The 605 sbf is in the sbf sticky thread along with all other sbf's that have ever come out for the droid x. Just fyi


----------



## ak450 (Aug 11, 2011)

Sorry guys, yet I thank you all for the help. I went back and did a factory reset, cache wipe and its running a little better.

If you dont mind me asking, what roms out there are compatible with the system version I am currently running? I am looking for something that is just overall smooth, good battery life, and mainly something to thrown on and leave for the time being until I get my new i5.

I saw the Vortex Liberated, is that something I can just flash on and go with?


----------



## TwinShadow (Oct 17, 2011)

Aside from the official CM7 tree which runs on the Froyo kernel (which you shouldn't be running unless you just want some nostalgia I suppose or are bored), all of the ROMs can run on the GB kernel, at least the 602/605 system. 621 requires a small patch or something to work with blur-based ROMs, but is not required for those using 2nd-init (like CM7/9, AOKP, any other CyanogenMod base..)

Vortex Liberated is fine on the 605 system, same for 602. There's one for that, and a 621 version, so choose the one for your system, and then flash away.


----------



## ak450 (Aug 11, 2011)

How do I go about knowing if I am on a Froyo kernel? I think I may be on that due to the fact the phone and software is highly annoying and boring.

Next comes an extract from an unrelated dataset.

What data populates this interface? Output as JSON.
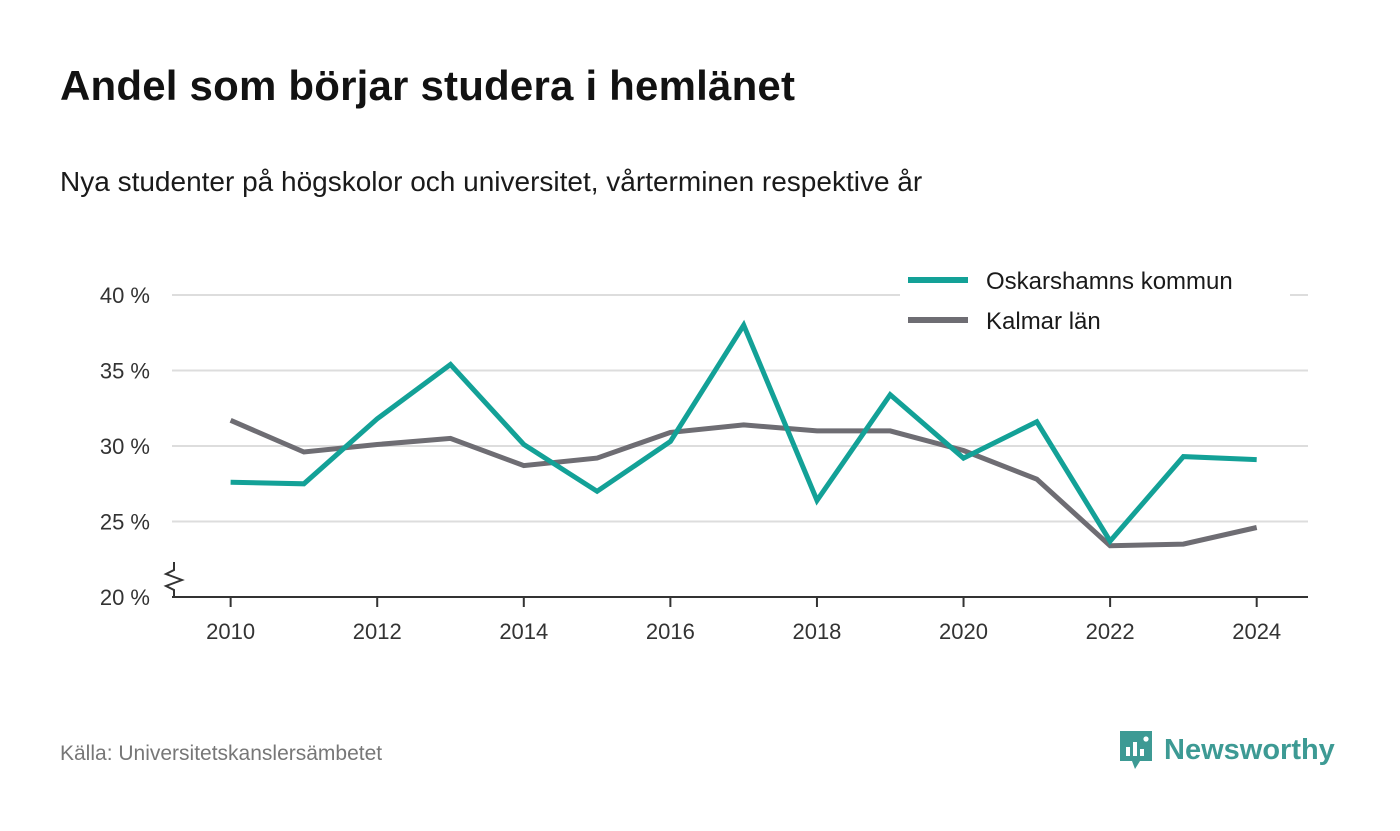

Id like to hop onto something more recent and usable, maybe the 605, yet do not know where to get the link from for the 605 to flash it. It looks like Vortex Liberated requires a 605 version, and I am on 602, something that seems highly outdated.


----------



## razorloves (Jun 7, 2011)

http://rootzwiki.com/topic/331-guide-flashing-droid-x-sbf/

602 means you have gingerbread.

Even the newest stock rom (621) is gingerbread, so the only way you'll see a more updated rom is if you go with one of the ice cream sandwich custom roms


----------



## TwinShadow (Oct 17, 2011)

^ That.

605 really only contained a small fix for a very annoying keyboard issue that appeared in 602. I was affected by it numerous times and I forgot how I fixed it each time it happened. Otherwise, they're rather identical in nature. Upping to 605 via the SBF would be your best bet as the OTA will take you 621 which requires a bit of work to root. Not as much now that a method to root it all in one go is available, but it does still require some work to get root.


----------